In Piedmont and A. L. Insurance Company v. Ray, 75 Va. 821 (1881), the Court of Appeals affirmed a lower court’s judgment for a plaintiff based upon a Texas judgment which had been obtained by the plaintiff and which was on appeal in Texas. The defendant resisted the Virginia action on the ground of the pendency of the appeal in Texas. Although the statutes relating to appeals by writs of error were not in evidence, it was held that in the absence of proof, it would be taken that the law of Texas was the same as that of Virginia and that under Virginia statutes, an appeal by writ of error did not effect a supersedeas and that execution could have issued on a [410]*410judgment despite the appeal. The Texas judgment by a court of competent jurisdiction was held to support the action in Virginia, notwithstanding the pendency of the appeal.
Barr v. Thacher, 164 Va. 26 (1935), cited by the defendants is, in my judgment, distinguishable. Barr brought a Writ of Attachment alleging a debt owing to him by Thacher from a personal injury. The petition alleged Thacher to be a non-resident of Virginia but that debts were owing to him in Norfolk by Castelberg’s, Incorporated. The nature of the debt allegedly owing was a California judgment which Thacher had recovered against Castelberg's. There was no showing of other debts owing to Thacher in Virginia. No Virginia action had ever been brought on the California judgment as such. Under these circumstances, the court held that the judgment in California against Castelberg’s, Incorporated, could not form the basis for an attachment in Virginia. In short, judgment did not represent assets or property in the hands of the co-defendant owing to the principal defendant. In the case at bar, however, the bank account sought to be attached is an asset in the hands of the co-defendant owing to the Melnicks. Accordingly, I am of the view that, under the circumstances presented, the Maryland judgment can and does form the basis of a valid claim that the principal defendants are indebted to the plaintiff and enables the plaintiff to reach by attachment assets owing to the principal defendants in Virginia.
With respect to the procedural aspects of the case, the Petition for Attachment does not detail the full particulars upon which the debt is grounded. However, there was filed an Affidavit of the plaintiff in support of the Petition which sets out the particulars in full. Likewise, the Motion for an Order of Publication and the Affidavit in support thereof details the particulars. The Order of Publication does not set forth the precise grounds upon which the debt is claimed to be owing. It seems to me that the narrow issue thus presented is whether the Order of Publication was procedurally effective to constitute valid substituted service upon the defendants.
Section 8-72 provides, inter alia: "Every order of publication shall give the abbreviated style of the suit, state briefly its object, and require the defendants against whom it is entered . ..."

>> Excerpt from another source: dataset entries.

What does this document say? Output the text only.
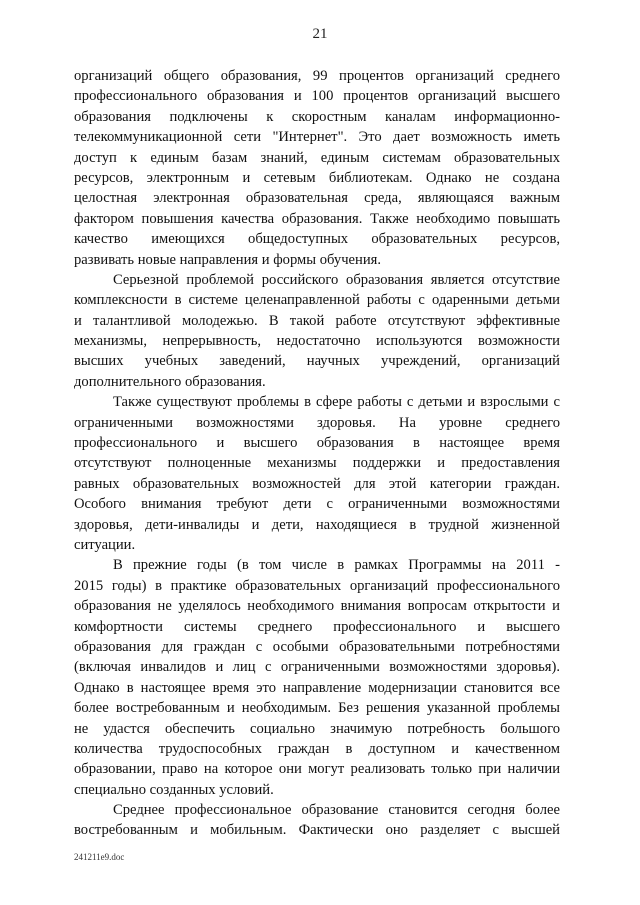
21
организаций общего образования, 99 процентов организаций среднего
профессионального образования и 100 процентов организаций высшего
образования подключены к скоростным каналам информационно-
телекоммуникационной сети "Интернет". Это дает возможность иметь
доступ к единым базам знаний, единым системам образовательных
ресурсов, электронным и сетевым библиотекам. Однако не создана
целостная электронная образовательная среда, являющаяся важным
фактором повышения качества образования. Также необходимо повышать
качество имеющихся общедоступных образовательных ресурсов,
развивать новые направления и формы обучения.
Серьезной проблемой российского образования является отсутствие
комплексности в системе целенаправленной работы с одаренными детьми
и талантливой молодежью. В такой работе отсутствуют эффективные
механизмы, непрерывность, недостаточно используются возможности
высших учебных заведений, научных учреждений, организаций
дополнительного образования.
Также существуют проблемы в сфере работы с детьми и взрослыми с
ограниченными возможностями здоровья. На уровне среднего
профессионального и высшего образования в настоящее время
отсутствуют полноценные механизмы поддержки и предоставления
равных образовательных возможностей для этой категории граждан.
Особого внимания требуют дети с ограниченными возможностями
здоровья, дети-инвалиды и дети, находящиеся в трудной жизненной
ситуации.
В прежние годы (в том числе в рамках Программы на 2011 -
2015 годы) в практике образовательных организаций профессионального
образования не уделялось необходимого внимания вопросам открытости и
комфортности системы среднего профессионального и высшего
образования для граждан с особыми образовательными потребностями
(включая инвалидов и лиц с ограниченными возможностями здоровья).
Однако в настоящее время это направление модернизации становится все
более востребованным и необходимым. Без решения указанной проблемы
не удастся обеспечить социально значимую потребность большого
количества трудоспособных граждан в доступном и качественном
образовании, право на которое они могут реализовать только при наличии
специально созданных условий.
Среднее профессиональное образование становится сегодня более
востребованным и мобильным. Фактически оно разделяет с высшей
241211e9.doc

[411]*411The Order of Publication in this case gave the abbreviated style of the suit and stated briefly its object, namely to obtain an attachment upon the First and Merchants National Bank of Arlington and to levy upon any and all accounts of the principal defendants maintained by the said bank. There exists no requirement that the precise details of the nature of the plaintiff's claim against the principal defendants to be set forth in the Order of Publication. It is sufficient if the principal defendants are placed on notice of the object of the suit. I am of the Opinion that the Order of Publication in this instance is sufficient.
Mr. Ammerman will prepare an appropriate order denying the Motion to Quash.